The Waring Problem of Harmonic Polynomials
Hua-Lin Huang, Yilun Tang, Yu Ye, Rongmin Zhu
TL;DR
The paper addresses the real Waring problem for homogeneous binary harmonic polynomials of degree $d$ by developing a self-contained real Apolarity framework. It proves the annihilating ideal of a nonzero harmonic form is generated by $\Delta$ and a linear operator $\nabla$, and establishes the exact Waring rank $WR(f)=d$, with every linear form able to appear in a minimal decomposition. A constructive algorithm is given to compute minimal decompositions, and the results extend to forms annihilated by quadratic differential operators, fully solving that subclass.

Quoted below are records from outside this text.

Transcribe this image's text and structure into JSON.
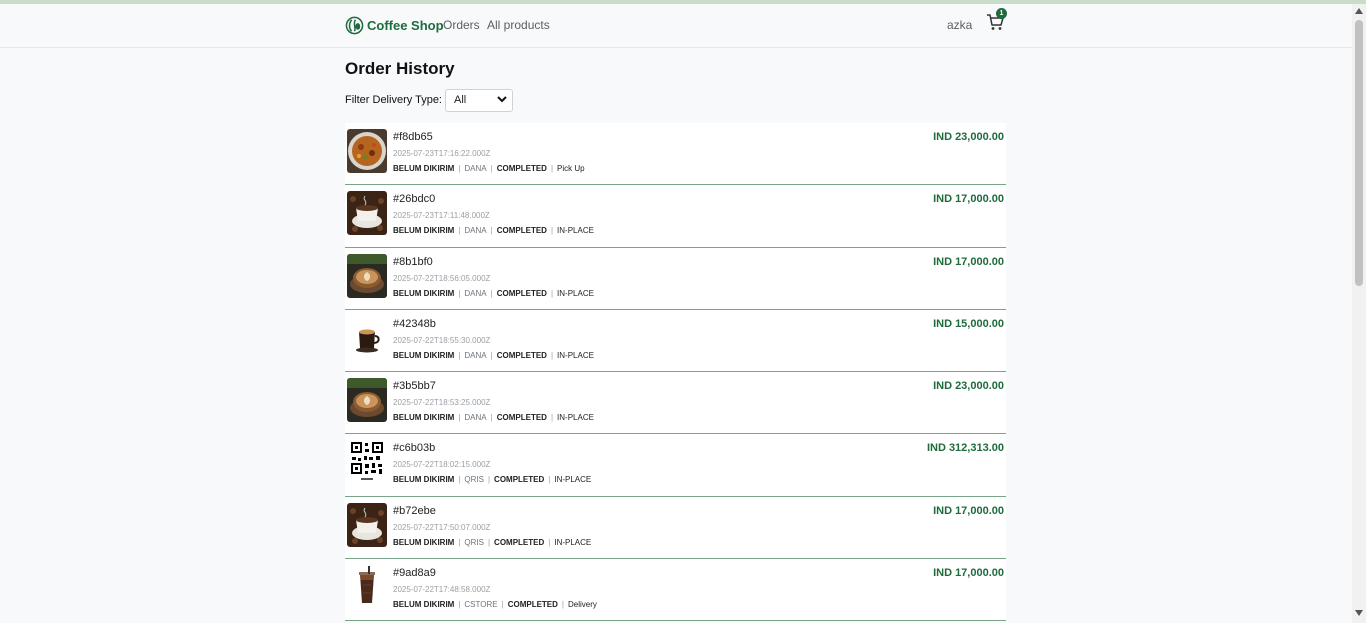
{
  "navbar": {
    "brand": "Coffee Shop",
    "links": [
      "Orders",
      "All products"
    ],
    "user": "azka",
    "cart_count": "1",
    "brand_icon": "coffee-logo-icon",
    "cart_icon": "cart-icon"
  },
  "page": {
    "title": "Order History",
    "filter_label": "Filter Delivery Type:",
    "filter_value": "All"
  },
  "orders": [
    {
      "id": "#f8db65",
      "date": "2025-07-23T17:16:22.000Z",
      "shipping": "BELUM DIKIRIM",
      "payment": "DANA",
      "status": "COMPLETED",
      "delivery": "Pick Up",
      "price": "IND 23,000.00",
      "image": "fried-rice"
    },
    {
      "id": "#26bdc0",
      "date": "2025-07-23T17:11:48.000Z",
      "shipping": "BELUM DIKIRIM",
      "payment": "DANA",
      "status": "COMPLETED",
      "delivery": "IN-PLACE",
      "price": "IND 17,000.00",
      "image": "coffee-beans-cup"
    },
    {
      "id": "#8b1bf0",
      "date": "2025-07-22T18:56:05.000Z",
      "shipping": "BELUM DIKIRIM",
      "payment": "DANA",
      "status": "COMPLETED",
      "delivery": "IN-PLACE",
      "price": "IND 17,000.00",
      "image": "latte"
    },
    {
      "id": "#42348b",
      "date": "2025-07-22T18:55:30.000Z",
      "shipping": "BELUM DIKIRIM",
      "payment": "DANA",
      "status": "COMPLETED",
      "delivery": "IN-PLACE",
      "price": "IND 15,000.00",
      "image": "espresso-cup"
    },
    {
      "id": "#3b5bb7",
      "date": "2025-07-22T18:53:25.000Z",
      "shipping": "BELUM DIKIRIM",
      "payment": "DANA",
      "status": "COMPLETED",
      "delivery": "IN-PLACE",
      "price": "IND 23,000.00",
      "image": "latte"
    },
    {
      "id": "#c6b03b",
      "date": "2025-07-22T18:02:15.000Z",
      "shipping": "BELUM DIKIRIM",
      "payment": "QRIS",
      "status": "COMPLETED",
      "delivery": "IN-PLACE",
      "price": "IND 312,313.00",
      "image": "qr-code"
    },
    {
      "id": "#b72ebe",
      "date": "2025-07-22T17:50:07.000Z",
      "shipping": "BELUM DIKIRIM",
      "payment": "QRIS",
      "status": "COMPLETED",
      "delivery": "IN-PLACE",
      "price": "IND 17,000.00",
      "image": "coffee-beans-cup"
    },
    {
      "id": "#9ad8a9",
      "date": "2025-07-22T17:48:58.000Z",
      "shipping": "BELUM DIKIRIM",
      "payment": "CSTORE",
      "status": "COMPLETED",
      "delivery": "Delivery",
      "price": "IND 17,000.00",
      "image": "iced-coffee"
    }
  ],
  "colors": {
    "brand": "#1e6b3c",
    "divider": "#7aa488",
    "muted": "#9aa0a6"
  }
}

The work also notes that harmonic forms have only real roots, providing explicit decompositions and practical computational methods with potential applications in real algebraic geometry and invariant theory.
Abstract
This paper investigates the Waring problem of harmonic polynomials. By characterizing the annihilating ideal of a homogeneous harmonic polynomial, i.e., a real binary form that is in the kernel of the Laplacian, we show that its Waring rank equals its degree. Moreover, we show that any linear form can appear in a minimal Waring decomposition of a homogeneous harmonic polynomial, implying that the forbidden locus is empty. We also provide an explicit algorithm for computing the minimal Waring decompositions.